Entre Constantin Ier et le XVIe siècle, c'est la grande alliance entre une métaculture chrétienne naissante, puis dominante, et la métaculture chtonienne, l'Église des premiers siècles favorisant les compromis avec les influences chtoniennes, ce qui permettait de laïciser la vision religieuse – par exemple, en remplaçant le culte des déités et des puissances chtoniennes par le culte des saints et les jours de fête. La culture populaire s'en trouva considérablement modifiée, les moeurs étant généralement adoucies sous l'influence chrétienne dominante. La reproduction et la famille devinrent choses sacrées, à l'image de la Sainte Famille. Mais il faut bien dire, cependant, que cette alliance entre les cultures chrétienne et chtonienne n'était qu'un mariage de convenance, la seconde étant constamment sous la domination de la première, qui se défiait des impulsions « érotiques » ou « dionysiaques » du « monde de la chair » de la métaculture chtonienne. Max Weber dit correctement et succinctement:

La morale fraternelle de la religion salvatrice est en tension avec la plus grande force irrationnelle de la vie: l'amour sexuel. Plus la sexualité sera sublimée et la morale salvatrice de l'amour fraternel réglée par des principes et une logique implacable, plus la relation entre la sexualité et la religion sera tendue14.

On pourrait dire que l'alliance, ou l'interaction, entre les métacultures chrétienne et chtonienne fut le plus visible et le moins conflictuelle dans les pays qui demeurèrent catholiques après la Réforme ou, plus à l'est, dans les pays qui adoptèrent les rites orthodoxes15. Toujours selon Weber, le « désenchantement du monde », prépondérant après la Réforme, a préparé une place très importante à la rationalisation de la vie et de la conduite individuelle, rendant encore plus suspecte la culture chtonienne, perçue dès lors comme le berceau de l'irrationnel et le tombeau du catholicisme.
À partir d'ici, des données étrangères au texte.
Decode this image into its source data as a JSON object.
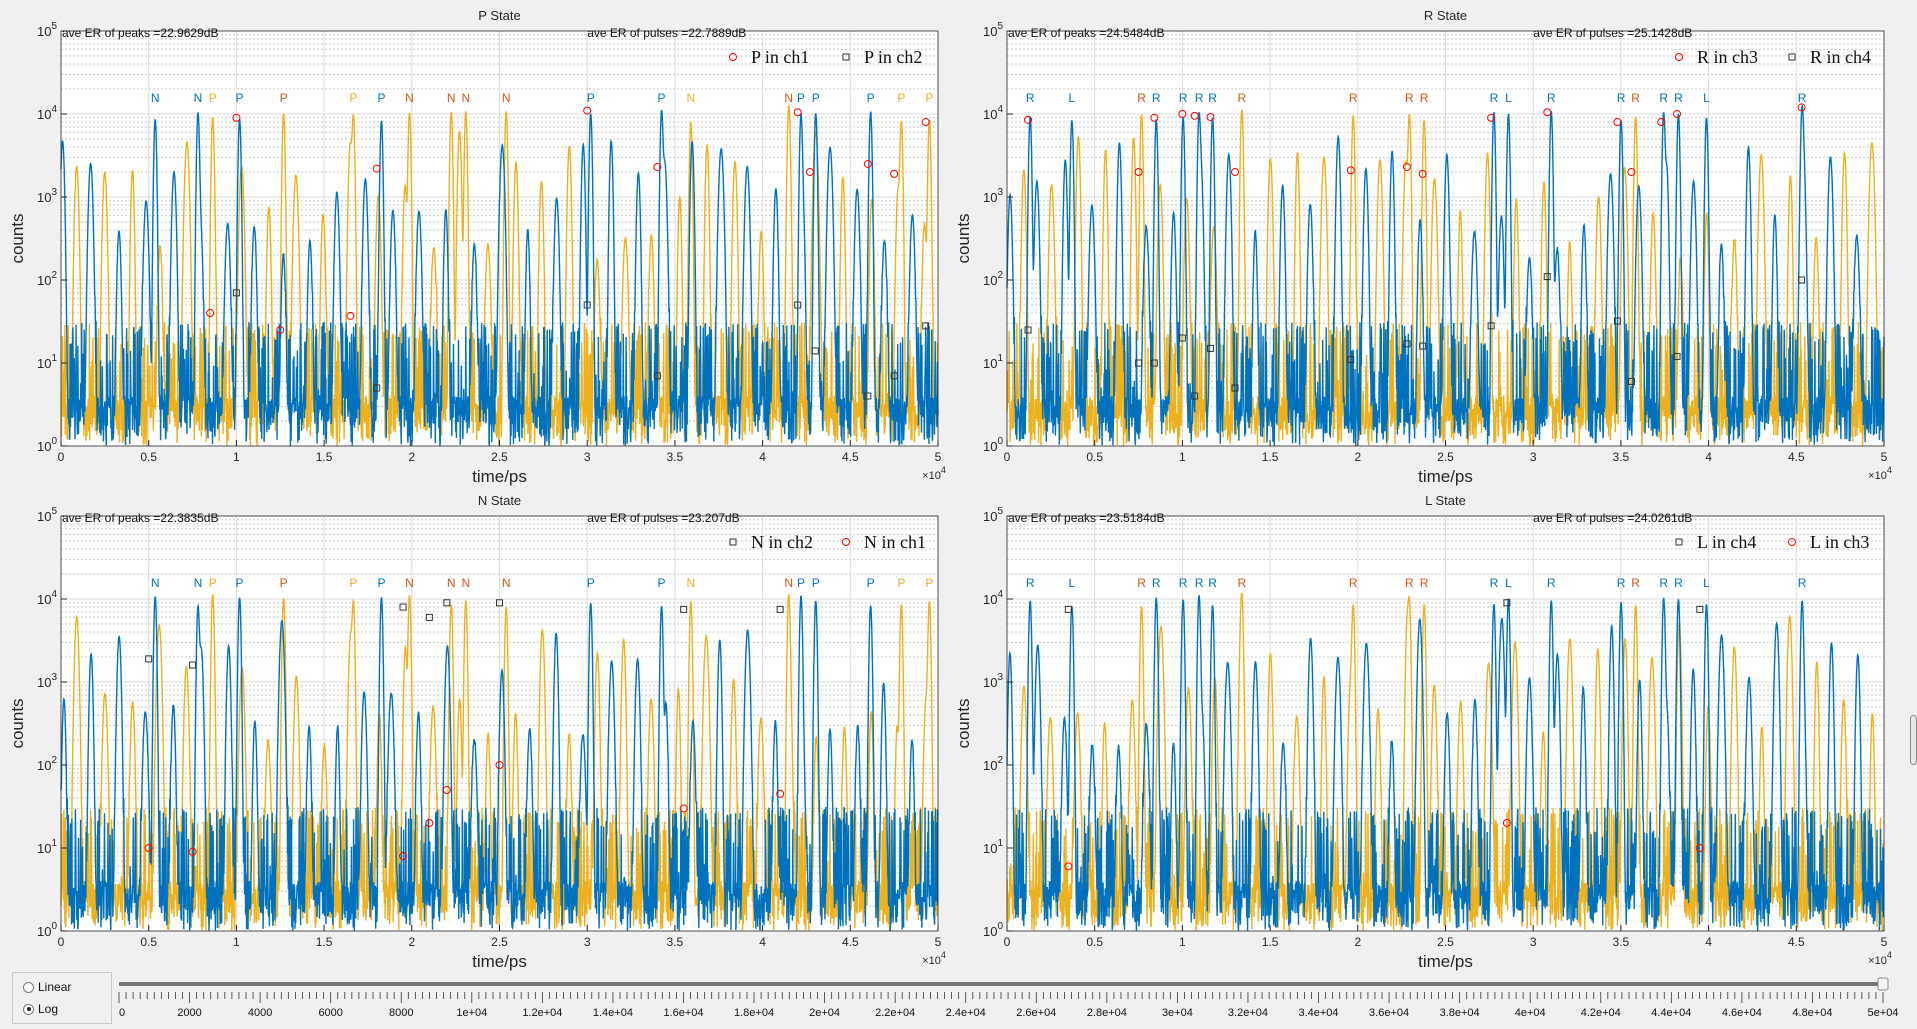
{
  "colors": {
    "ch_blue": "#0072BD",
    "ch_yellow": "#EDB120",
    "label_red": "#D95319",
    "marker_red": "#FF0000",
    "marker_black": "#000000"
  },
  "chart_data": [
    {
      "type": "line",
      "title": "P State",
      "er_peaks": "ave ER of peaks =22.9629dB",
      "er_pulses": "ave ER of pulses =22.7889dB",
      "xlabel": "time/ps",
      "ylabel": "counts",
      "x_exponent": "×10",
      "xlim": [
        0,
        50000
      ],
      "ylim": [
        1,
        100000
      ],
      "yscale": "log",
      "grid": true,
      "legend_placement": "top-right",
      "legend": [
        {
          "label": "P in ch1",
          "marker": "circle"
        },
        {
          "label": "P in ch2",
          "marker": "square"
        }
      ],
      "peak_labels": [
        {
          "x": 5370,
          "text": "N",
          "color": "blue"
        },
        {
          "x": 7810,
          "text": "N",
          "color": "blue"
        },
        {
          "x": 8650,
          "text": "P",
          "color": "yellow"
        },
        {
          "x": 10180,
          "text": "P",
          "color": "blue"
        },
        {
          "x": 12690,
          "text": "P",
          "color": "red"
        },
        {
          "x": 16670,
          "text": "P",
          "color": "yellow"
        },
        {
          "x": 18270,
          "text": "P",
          "color": "blue"
        },
        {
          "x": 19870,
          "text": "N",
          "color": "red"
        },
        {
          "x": 22250,
          "text": "N",
          "color": "red"
        },
        {
          "x": 23080,
          "text": "N",
          "color": "red"
        },
        {
          "x": 25380,
          "text": "N",
          "color": "red"
        },
        {
          "x": 30200,
          "text": "P",
          "color": "blue"
        },
        {
          "x": 34240,
          "text": "P",
          "color": "blue"
        },
        {
          "x": 35910,
          "text": "N",
          "color": "yellow"
        },
        {
          "x": 41490,
          "text": "N",
          "color": "red"
        },
        {
          "x": 42190,
          "text": "P",
          "color": "blue"
        },
        {
          "x": 43030,
          "text": "P",
          "color": "blue"
        },
        {
          "x": 46160,
          "text": "P",
          "color": "blue"
        },
        {
          "x": 47910,
          "text": "P",
          "color": "yellow"
        },
        {
          "x": 49510,
          "text": "P",
          "color": "yellow"
        }
      ],
      "circle_points": [
        [
          10000,
          9000
        ],
        [
          8500,
          40
        ],
        [
          12500,
          25
        ],
        [
          16500,
          37
        ],
        [
          18000,
          2200
        ],
        [
          30000,
          11000
        ],
        [
          34000,
          2300
        ],
        [
          42000,
          10500
        ],
        [
          42700,
          2000
        ],
        [
          46000,
          2500
        ],
        [
          47500,
          1900
        ],
        [
          49300,
          8000
        ]
      ],
      "square_points": [
        [
          10000,
          70
        ],
        [
          18000,
          5
        ],
        [
          30000,
          50
        ],
        [
          34000,
          7
        ],
        [
          42000,
          50
        ],
        [
          43000,
          14
        ],
        [
          46000,
          4
        ],
        [
          47500,
          7
        ],
        [
          49300,
          28
        ]
      ]
    },
    {
      "type": "line",
      "title": "R State",
      "er_peaks": "ave ER of peaks =24.5484dB",
      "er_pulses": "ave ER of pulses =25.1428dB",
      "xlabel": "time/ps",
      "ylabel": "counts",
      "x_exponent": "×10",
      "xlim": [
        0,
        50000
      ],
      "ylim": [
        1,
        100000
      ],
      "yscale": "log",
      "grid": true,
      "legend_placement": "top-right",
      "legend": [
        {
          "label": "R in ch3",
          "marker": "circle"
        },
        {
          "label": "R in ch4",
          "marker": "square"
        }
      ],
      "peak_labels": [
        {
          "x": 1320,
          "text": "R",
          "color": "blue"
        },
        {
          "x": 3700,
          "text": "L",
          "color": "blue"
        },
        {
          "x": 7670,
          "text": "R",
          "color": "red"
        },
        {
          "x": 8510,
          "text": "R",
          "color": "blue"
        },
        {
          "x": 10040,
          "text": "R",
          "color": "blue"
        },
        {
          "x": 10950,
          "text": "R",
          "color": "blue"
        },
        {
          "x": 11720,
          "text": "R",
          "color": "blue"
        },
        {
          "x": 13390,
          "text": "R",
          "color": "red"
        },
        {
          "x": 19740,
          "text": "R",
          "color": "red"
        },
        {
          "x": 22940,
          "text": "R",
          "color": "red"
        },
        {
          "x": 23780,
          "text": "R",
          "color": "red"
        },
        {
          "x": 27760,
          "text": "R",
          "color": "blue"
        },
        {
          "x": 28590,
          "text": "L",
          "color": "blue"
        },
        {
          "x": 31030,
          "text": "R",
          "color": "blue"
        },
        {
          "x": 35010,
          "text": "R",
          "color": "blue"
        },
        {
          "x": 35840,
          "text": "R",
          "color": "red"
        },
        {
          "x": 37440,
          "text": "R",
          "color": "blue"
        },
        {
          "x": 38280,
          "text": "R",
          "color": "blue"
        },
        {
          "x": 39880,
          "text": "L",
          "color": "blue"
        },
        {
          "x": 45330,
          "text": "R",
          "color": "blue"
        }
      ],
      "circle_points": [
        [
          1200,
          8500
        ],
        [
          7500,
          2000
        ],
        [
          8400,
          9000
        ],
        [
          10000,
          10000
        ],
        [
          10700,
          9500
        ],
        [
          11600,
          9200
        ],
        [
          13000,
          2000
        ],
        [
          19600,
          2100
        ],
        [
          22800,
          2300
        ],
        [
          23700,
          1900
        ],
        [
          27600,
          9000
        ],
        [
          30800,
          10500
        ],
        [
          34800,
          8000
        ],
        [
          35600,
          2000
        ],
        [
          37300,
          8000
        ],
        [
          38200,
          10000
        ],
        [
          45300,
          12000
        ]
      ],
      "square_points": [
        [
          1200,
          25
        ],
        [
          7500,
          10
        ],
        [
          8400,
          10
        ],
        [
          10000,
          20
        ],
        [
          10700,
          4
        ],
        [
          11600,
          15
        ],
        [
          13000,
          5
        ],
        [
          19600,
          11
        ],
        [
          22800,
          17
        ],
        [
          23700,
          16
        ],
        [
          27600,
          28
        ],
        [
          30800,
          110
        ],
        [
          34800,
          32
        ],
        [
          35600,
          6
        ],
        [
          38200,
          12
        ],
        [
          45300,
          100
        ]
      ]
    },
    {
      "type": "line",
      "title": "N State",
      "er_peaks": "ave ER of peaks =22.3835dB",
      "er_pulses": "ave ER of pulses =23.207dB",
      "xlabel": "time/ps",
      "ylabel": "counts",
      "x_exponent": "×10",
      "xlim": [
        0,
        50000
      ],
      "ylim": [
        1,
        100000
      ],
      "yscale": "log",
      "grid": true,
      "legend_placement": "top-right",
      "legend": [
        {
          "label": "N in ch2",
          "marker": "square"
        },
        {
          "label": "N in ch1",
          "marker": "circle"
        }
      ],
      "peak_labels": [
        {
          "x": 5370,
          "text": "N",
          "color": "blue"
        },
        {
          "x": 7810,
          "text": "N",
          "color": "blue"
        },
        {
          "x": 8650,
          "text": "P",
          "color": "yellow"
        },
        {
          "x": 10180,
          "text": "P",
          "color": "blue"
        },
        {
          "x": 12690,
          "text": "P",
          "color": "red"
        },
        {
          "x": 16670,
          "text": "P",
          "color": "yellow"
        },
        {
          "x": 18270,
          "text": "P",
          "color": "blue"
        },
        {
          "x": 19870,
          "text": "N",
          "color": "red"
        },
        {
          "x": 22250,
          "text": "N",
          "color": "red"
        },
        {
          "x": 23080,
          "text": "N",
          "color": "red"
        },
        {
          "x": 25380,
          "text": "N",
          "color": "red"
        },
        {
          "x": 30200,
          "text": "P",
          "color": "blue"
        },
        {
          "x": 34240,
          "text": "P",
          "color": "blue"
        },
        {
          "x": 35910,
          "text": "N",
          "color": "yellow"
        },
        {
          "x": 41490,
          "text": "N",
          "color": "red"
        },
        {
          "x": 42190,
          "text": "P",
          "color": "blue"
        },
        {
          "x": 43030,
          "text": "P",
          "color": "blue"
        },
        {
          "x": 46160,
          "text": "P",
          "color": "blue"
        },
        {
          "x": 47910,
          "text": "P",
          "color": "yellow"
        },
        {
          "x": 49510,
          "text": "P",
          "color": "yellow"
        }
      ],
      "circle_points": [
        [
          5000,
          10
        ],
        [
          7500,
          9
        ],
        [
          19500,
          8
        ],
        [
          21000,
          20
        ],
        [
          22000,
          50
        ],
        [
          25000,
          100
        ],
        [
          35500,
          30
        ],
        [
          41000,
          45
        ]
      ],
      "square_points": [
        [
          5000,
          1900
        ],
        [
          7500,
          1600
        ],
        [
          19500,
          8000
        ],
        [
          21000,
          6000
        ],
        [
          22000,
          9000
        ],
        [
          25000,
          9000
        ],
        [
          35500,
          7500
        ],
        [
          41000,
          7500
        ]
      ]
    },
    {
      "type": "line",
      "title": "L State",
      "er_peaks": "ave ER of peaks =23.5184dB",
      "er_pulses": "ave ER of pulses =24.0261dB",
      "xlabel": "time/ps",
      "ylabel": "counts",
      "x_exponent": "×10",
      "xlim": [
        0,
        50000
      ],
      "ylim": [
        1,
        100000
      ],
      "yscale": "log",
      "grid": true,
      "legend_placement": "top-right",
      "legend": [
        {
          "label": "L in ch4",
          "marker": "square"
        },
        {
          "label": "L in ch3",
          "marker": "circle"
        }
      ],
      "peak_labels": [
        {
          "x": 1320,
          "text": "R",
          "color": "blue"
        },
        {
          "x": 3700,
          "text": "L",
          "color": "blue"
        },
        {
          "x": 7670,
          "text": "R",
          "color": "red"
        },
        {
          "x": 8510,
          "text": "R",
          "color": "blue"
        },
        {
          "x": 10040,
          "text": "R",
          "color": "blue"
        },
        {
          "x": 10950,
          "text": "R",
          "color": "blue"
        },
        {
          "x": 11720,
          "text": "R",
          "color": "blue"
        },
        {
          "x": 13390,
          "text": "R",
          "color": "red"
        },
        {
          "x": 19740,
          "text": "R",
          "color": "red"
        },
        {
          "x": 22940,
          "text": "R",
          "color": "red"
        },
        {
          "x": 23780,
          "text": "R",
          "color": "red"
        },
        {
          "x": 27760,
          "text": "R",
          "color": "blue"
        },
        {
          "x": 28590,
          "text": "L",
          "color": "blue"
        },
        {
          "x": 31030,
          "text": "R",
          "color": "blue"
        },
        {
          "x": 35010,
          "text": "R",
          "color": "blue"
        },
        {
          "x": 35840,
          "text": "R",
          "color": "red"
        },
        {
          "x": 37440,
          "text": "R",
          "color": "blue"
        },
        {
          "x": 38280,
          "text": "R",
          "color": "blue"
        },
        {
          "x": 39880,
          "text": "L",
          "color": "blue"
        },
        {
          "x": 45330,
          "text": "R",
          "color": "blue"
        }
      ],
      "circle_points": [
        [
          3500,
          6
        ],
        [
          28500,
          20
        ],
        [
          39500,
          10
        ]
      ],
      "square_points": [
        [
          3500,
          7500
        ],
        [
          28500,
          9000
        ],
        [
          39500,
          7500
        ]
      ]
    }
  ],
  "xtick_labels": [
    "0",
    "0.5",
    "1",
    "1.5",
    "2",
    "2.5",
    "3",
    "3.5",
    "4",
    "4.5",
    "5"
  ],
  "x_exponent_power": "4",
  "scale_options": {
    "linear": "Linear",
    "log": "Log",
    "selected": "log"
  },
  "slider": {
    "min": 0,
    "max": 50000,
    "value": 50000,
    "tick_labels": [
      "0",
      "2000",
      "4000",
      "6000",
      "8000",
      "1e+04",
      "1.2e+04",
      "1.4e+04",
      "1.6e+04",
      "1.8e+04",
      "2e+04",
      "2.2e+04",
      "2.4e+04",
      "2.6e+04",
      "2.8e+04",
      "3e+04",
      "3.2e+04",
      "3.4e+04",
      "3.6e+04",
      "3.8e+04",
      "4e+04",
      "4.2e+04",
      "4.4e+04",
      "4.6e+04",
      "4.8e+04",
      "5e+04"
    ]
  }
}
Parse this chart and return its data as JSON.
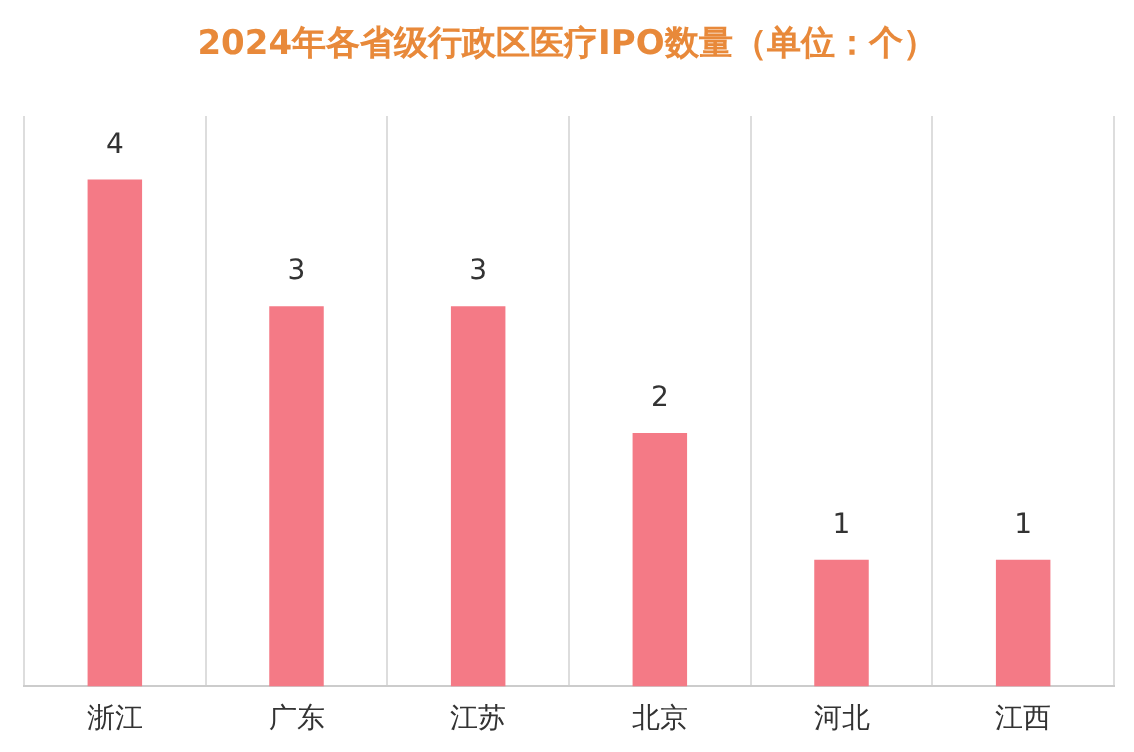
{
  "chart_data": {
    "type": "bar",
    "title": "2024年各省级行政区医疗IPO数量（单位：个）",
    "categories": [
      "浙江",
      "广东",
      "江苏",
      "北京",
      "河北",
      "江西"
    ],
    "values": [
      4,
      3,
      3,
      2,
      1,
      1
    ],
    "color": "#f47a86",
    "data_labels": true,
    "grid": "x"
  }
}
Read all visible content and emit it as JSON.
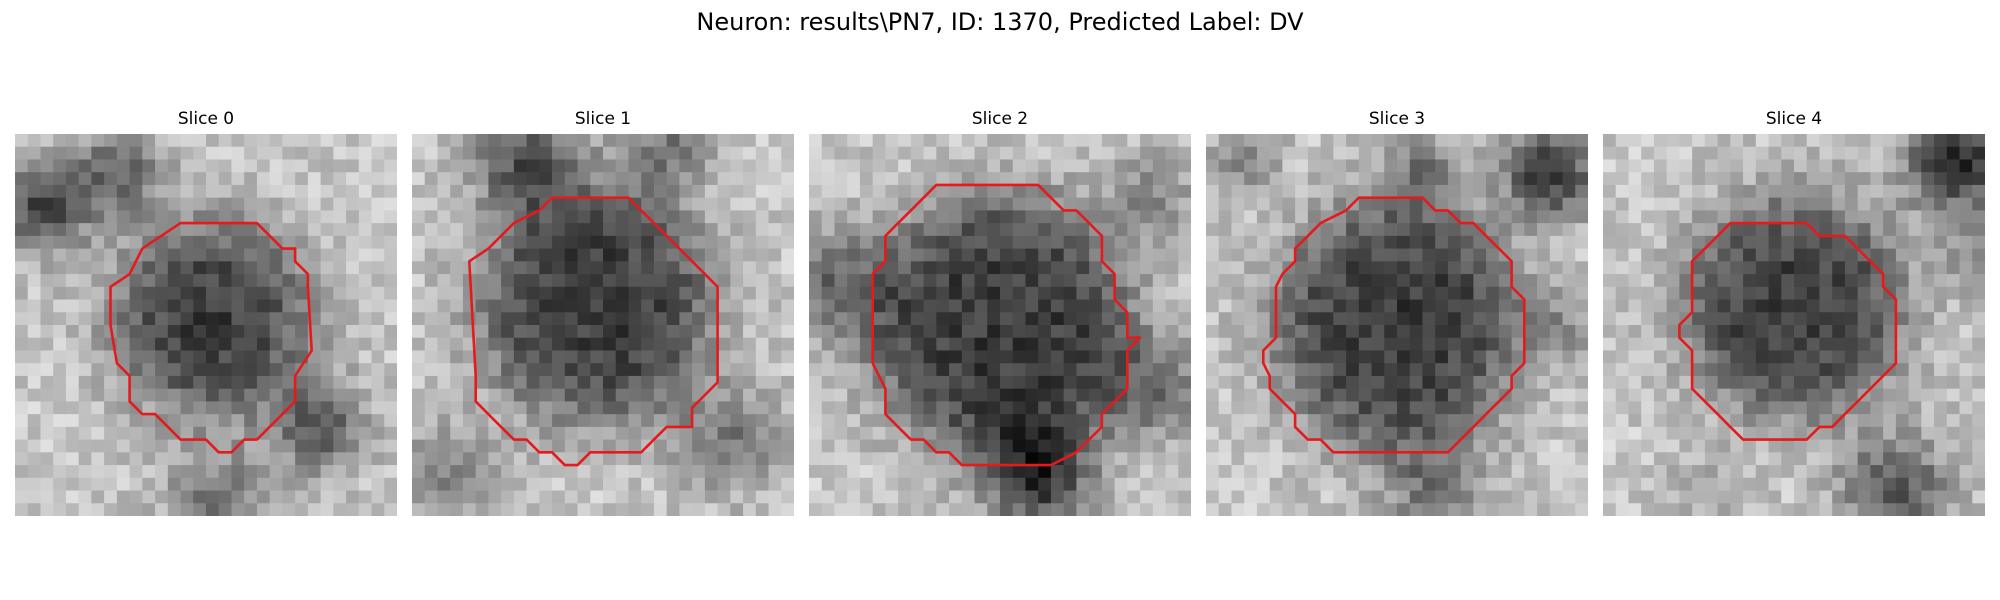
{
  "title": "Neuron: results\\PN7, ID: 1370, Predicted Label: DV",
  "panels": [
    {
      "title": "Slice 0"
    },
    {
      "title": "Slice 1"
    },
    {
      "title": "Slice 2"
    },
    {
      "title": "Slice 3"
    },
    {
      "title": "Slice 4"
    }
  ],
  "colors": {
    "contour": "#e41a1c",
    "background": "#ffffff"
  }
}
La culture chtonienne fut alors chassée de la scène publique, réprimée ou étouffée par l'important effort d'industrialisation et d'urbanisation de l'époque victorienne.

Pour ce qui nous concerne ici, le principal cadre culturel de l'époque victorienne et de celles qui ont suivi (jusqu'à la fin des années 1960) aura été constitué d'une nouvelle alliance, plutôt difficile, entre le christianisme (libéral et protestant) et le gnosticisme, les deux métacultures se liant en un paradigme de progrès, au fur et à mesure que se succédaient les générations de libéralisme. Après une période de latence, le gnosticisme était réapparu au siècle des Lumières ; il a trouvé dans le domaine de la recherche, les institutions scientifiques et l'Université rénovée du XIXe siècle d'importants bastions d'adeptes et une légitimité nouvelle leur permettant de poursuivre la « gnose » pratiquement sans restriction. En plus de l'université et, plus tard, des instituts de recherche, tel le célèbre Princeton Institute of Advanced Studies16, l'espace gnostique s'élargissait aussi grâce à divers ordres et fraternités, sociétés initiatiques et secrètes, mais s'épanouissant dans l'atmosphère libérale universelle de l'ère industrielle.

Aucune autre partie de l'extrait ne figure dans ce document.